Un tema ineludible

Bernardo Kliksberg

Bernardo Kliksberg
kliksberg@aol.com

La mayor desigualdad lleva a más criminalidad, más mortalidad infantil, más obesidad…

El siglo XXI tiene un gran tema pendiente, fuente fundamental de inestabilidades, denunciado permanentemente por la ONU, las principales religiones, las ONG líderes, Premios Nobel, y muchos otros sectores, lo que la Encíclica Caritas in Veritate, llama “el escándalo de las disparidades hirientes”.

En un agudo trabajo sobre ellas, The Economist informa sobre los datos actuales. El 1% más rico de la población mundial controla el 43% de los activos del mundo. El 10% más rico tiene el 83%. Del otro lado, el 50% solo tiene el 2%. En la cumbre de la pirámide hay 1.000 personas, que son billonarios, superando los 1.000 millones de dólares. En los últimos años se ha afirmado la tendencia al establecimiento y preservación de grandes fortunas. Para figurar en la lista de los 400 americanos más ricos de Forbes se necesitaba en 1995, 418 millones, ahora 1.000 millones. El coeficiente Gini que mide la desigualdad en la distribución de ingresos, desmejoró en las principales economías. En EEUU pasó de 0.34 en los 80, a 0.38 a mediados de los 2000. En Alemania de 0.26 a 0.30 y en China de 0.28 a 0.40.

La encíclica destaca: “La riqueza mundial crece en términos absolutos pero aumentan también las desigualdades. En los países ricos, nuevas categorías sociales se empobrecen y nacen nuevas pobrezas. En las zonas más pobres algunos grupos gozan de un tipo de súper desarrollo derrochador y consumista que contrasta de modo inaceptable con situaciones persistentes de miseria deshumanizadora”.

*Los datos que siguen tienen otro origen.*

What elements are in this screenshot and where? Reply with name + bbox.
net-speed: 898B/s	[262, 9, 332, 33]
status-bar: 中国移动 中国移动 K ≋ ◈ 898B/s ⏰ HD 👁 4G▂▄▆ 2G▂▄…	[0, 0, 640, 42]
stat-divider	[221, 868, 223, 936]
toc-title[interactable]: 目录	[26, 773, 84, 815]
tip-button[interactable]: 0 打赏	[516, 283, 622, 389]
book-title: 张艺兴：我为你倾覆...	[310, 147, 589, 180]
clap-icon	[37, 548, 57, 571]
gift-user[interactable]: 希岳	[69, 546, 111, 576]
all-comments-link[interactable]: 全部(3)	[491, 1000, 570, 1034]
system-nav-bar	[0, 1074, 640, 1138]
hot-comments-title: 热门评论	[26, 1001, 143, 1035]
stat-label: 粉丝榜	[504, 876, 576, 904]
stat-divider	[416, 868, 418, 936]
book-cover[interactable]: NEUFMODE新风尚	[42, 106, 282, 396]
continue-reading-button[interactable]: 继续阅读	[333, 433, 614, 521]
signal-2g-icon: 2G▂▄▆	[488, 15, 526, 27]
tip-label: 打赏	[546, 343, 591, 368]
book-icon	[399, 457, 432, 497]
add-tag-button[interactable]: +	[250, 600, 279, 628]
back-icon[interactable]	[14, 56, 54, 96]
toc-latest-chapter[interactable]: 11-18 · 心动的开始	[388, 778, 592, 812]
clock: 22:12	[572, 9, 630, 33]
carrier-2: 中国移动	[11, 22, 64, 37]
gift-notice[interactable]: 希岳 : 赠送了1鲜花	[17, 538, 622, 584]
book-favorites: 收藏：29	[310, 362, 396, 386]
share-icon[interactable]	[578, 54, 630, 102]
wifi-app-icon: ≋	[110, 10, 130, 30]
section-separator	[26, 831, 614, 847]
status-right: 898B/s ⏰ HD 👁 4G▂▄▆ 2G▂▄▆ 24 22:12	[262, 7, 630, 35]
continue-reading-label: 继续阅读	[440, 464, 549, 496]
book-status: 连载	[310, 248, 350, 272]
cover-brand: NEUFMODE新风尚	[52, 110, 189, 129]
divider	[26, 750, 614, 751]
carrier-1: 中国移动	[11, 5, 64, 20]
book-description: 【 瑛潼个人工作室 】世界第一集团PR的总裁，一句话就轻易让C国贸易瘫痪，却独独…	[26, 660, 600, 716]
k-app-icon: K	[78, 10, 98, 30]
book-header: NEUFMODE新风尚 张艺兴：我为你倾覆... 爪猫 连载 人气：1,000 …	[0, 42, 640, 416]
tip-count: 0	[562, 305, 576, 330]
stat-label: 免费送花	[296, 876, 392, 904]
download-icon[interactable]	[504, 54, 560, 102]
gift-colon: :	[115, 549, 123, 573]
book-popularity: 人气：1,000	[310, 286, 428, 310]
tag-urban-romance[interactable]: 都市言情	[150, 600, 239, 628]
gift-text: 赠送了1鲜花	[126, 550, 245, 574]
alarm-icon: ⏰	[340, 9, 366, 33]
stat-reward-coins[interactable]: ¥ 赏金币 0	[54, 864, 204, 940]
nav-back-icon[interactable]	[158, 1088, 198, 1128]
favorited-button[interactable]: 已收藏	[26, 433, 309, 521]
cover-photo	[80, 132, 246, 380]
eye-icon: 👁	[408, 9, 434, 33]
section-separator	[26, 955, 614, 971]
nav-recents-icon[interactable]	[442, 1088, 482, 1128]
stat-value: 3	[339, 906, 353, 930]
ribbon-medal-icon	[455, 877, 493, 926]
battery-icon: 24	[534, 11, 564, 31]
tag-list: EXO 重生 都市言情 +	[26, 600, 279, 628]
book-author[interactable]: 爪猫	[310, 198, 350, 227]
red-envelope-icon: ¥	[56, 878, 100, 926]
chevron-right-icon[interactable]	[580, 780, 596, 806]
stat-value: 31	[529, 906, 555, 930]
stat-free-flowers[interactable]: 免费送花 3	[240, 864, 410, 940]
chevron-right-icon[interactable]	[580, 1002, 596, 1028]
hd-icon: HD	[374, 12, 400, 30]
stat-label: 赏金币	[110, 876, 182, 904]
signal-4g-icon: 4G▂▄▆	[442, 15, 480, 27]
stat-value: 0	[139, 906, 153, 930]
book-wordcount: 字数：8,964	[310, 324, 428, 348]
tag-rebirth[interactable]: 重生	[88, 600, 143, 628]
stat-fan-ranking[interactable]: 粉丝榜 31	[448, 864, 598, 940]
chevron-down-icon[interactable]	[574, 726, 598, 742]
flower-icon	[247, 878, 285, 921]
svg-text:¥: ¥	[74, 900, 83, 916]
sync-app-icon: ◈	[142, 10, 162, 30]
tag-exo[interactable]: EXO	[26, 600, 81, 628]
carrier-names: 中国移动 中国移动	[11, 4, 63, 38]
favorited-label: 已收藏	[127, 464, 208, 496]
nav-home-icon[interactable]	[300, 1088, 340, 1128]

Las consecuencias son graves. Según los análisis comparados de Wilkinson y Pickert en una difundida obra, la mayor desigualdad lleva a más criminalidad, más mortalidad infantil, más obesidad, vidas más cortas, más discriminación de género, y otras. Es un problema tan irritante que incide sobre la salud pública, generando más estrés en todos. Ya la escuela de salud pública de Harvard mostró que a mayor desigualdad, menor es la confianza en las relaciones interpersonales afectando la salud. Strauss-Kahn, director del FMI, señala que “los países más desiguales tienen indicadores sociales peores, un desarrollo humano más pobre, y grados más altos de inseguridad económica y ansiedad’.

El presidente Obama ha resaltado que la crisis financiera reciente, así como la de 1929 fueron precedidas por un salto importante en las desigualdades en EEUU. El 10% más rico ganaba 10 veces más que el otro 90% en 1980. En el 2006, el 10% más rico era 20 veces más. El 0.1% más rico 20 veces más en 1980, y 80 veces más en el 2006.

En América Latina ha habido progresos, como en Brasil donde el coeficiente Gini se redujo significativamente pero sigue siendo la región más desigual de todas. Los altos niveles de disparidad golpean especialmente a las mujeres, los jóvenes, los indígenas, y la población afrodescendiente, según lo documenta un reciente informe del PNUD sobre el tema. Entre otras consecuencias, es la segunda región del orbe con mayor embarazo adolescente.

El mundo, y la región tienen un largo camino a recorrer para hacer vigente la proclamada igualdad de oportunidades, y superar las “disparidades hirientes”.